8) The integrity of one’s personal identity must be guaranteed. AIS must not be used to imitate or alter a person’s appearance, voice, or other individual characteristics in order to damage one’s reputation or manipulate other people.
5 DEMOCRATIC PARTICIPATION PRINCIPLE
AIS must meet intelligibility, justiﬁability, and accessibility criteria, and must be subjected to democratic scrutiny, debate, and control.
1) AIS processes that make decisions affecting a person’s life, quality of life, or reputation must be intelligible to their creators.
2) The decisions made by AIS affecting a person’s life, quality of life, or reputation should always be justiﬁable in a language that is understood by the people who use them or who are subjected to the consequences of their use.

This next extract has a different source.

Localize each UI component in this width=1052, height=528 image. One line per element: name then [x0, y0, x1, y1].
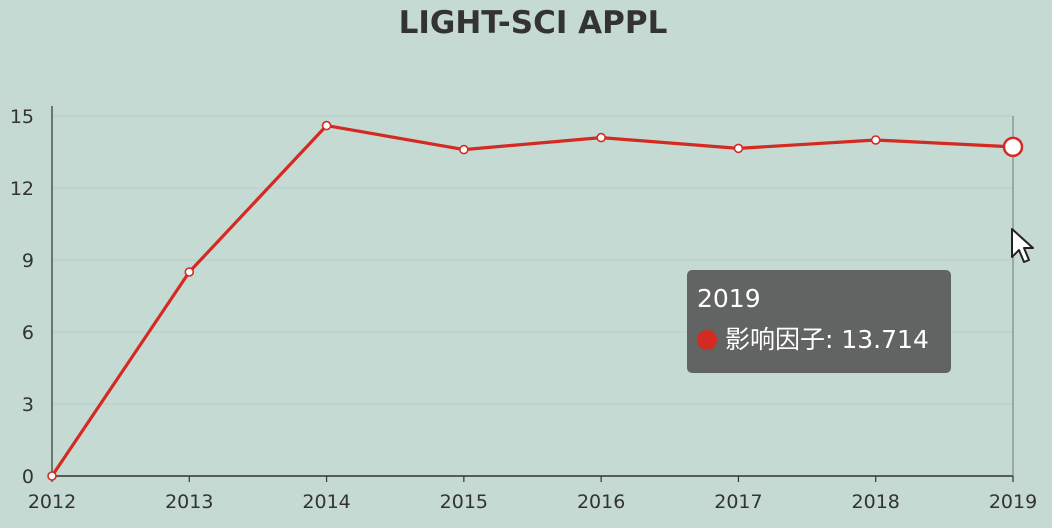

Justiﬁcation consists in making transparent the most important factors and parameters shaping the decision, and should take the same form as the justiﬁcation we would demand of a human making the same kind of decision.
3) The code for algorithms, whether public or private, must always be accessible to the relevant public authorities and stakeholders for veriﬁcation and control purposes.
4) The discovery of AIS operating errors, unexpected or undesirable effects, security breaches, and data leaks must imperatively be reported to the relevant public authorities, stakeholders, and those affected by the situation.
5) In accordance with the transparency requirement for public decisions, the code for decision making algorithms used by public authorities must be accessible to all, with the exception of algorithms that present a high risk of serious danger if misused.
6) For public AIS that have a signiﬁcant impact on the life of citizens, citizens should have the opportunity and skills to deliberate on the social parameters of these AIS, their objectives, and the limits of their use.
7) We must at all times be able to verify that AIS are doing what they were programmed for and what they are used for.
8) Any person using a service should know if a decision concerning them or affecting them was made by an AIS.
9) Any user of a service employing chatbots should be able to easily identify whether they are interacting with an AIS or a real person.
10) Artiﬁcial intelligence research should remain open and accessible to all.
6 EQUITY PRINCIPLE
The development and use of AIS must contribute to the creation of a just and equitable society.
1) AIS must be designed and trained so as not to create, reinforce, or reproduce discrimination based on — among other things — social, sexual, ethnic, cultural, or religious differences.
2) AIS development must help eliminate relationships of domination between groups and people based on differences of power, wealth, or knowledge.
3) AIS development must produce social and economic beneﬁts for all by reducing social inequalities and vulnerabilities.
4) Industrial AIS development must be compatible with acceptable working conditions at every step of their life cycle, from natural resources extraction to recycling, and including data processing.
5) The digital activity of users of AIS and digital services should be recognized as labor that contributes to the functioning of algorithms and creates value.
6) Access to fundamental resources, knowledge and digital tools must be guaranteed for all.
7) We should support the development of commons algorithms — and of open data needed to train them — and expand their use, as a socially equitable objective.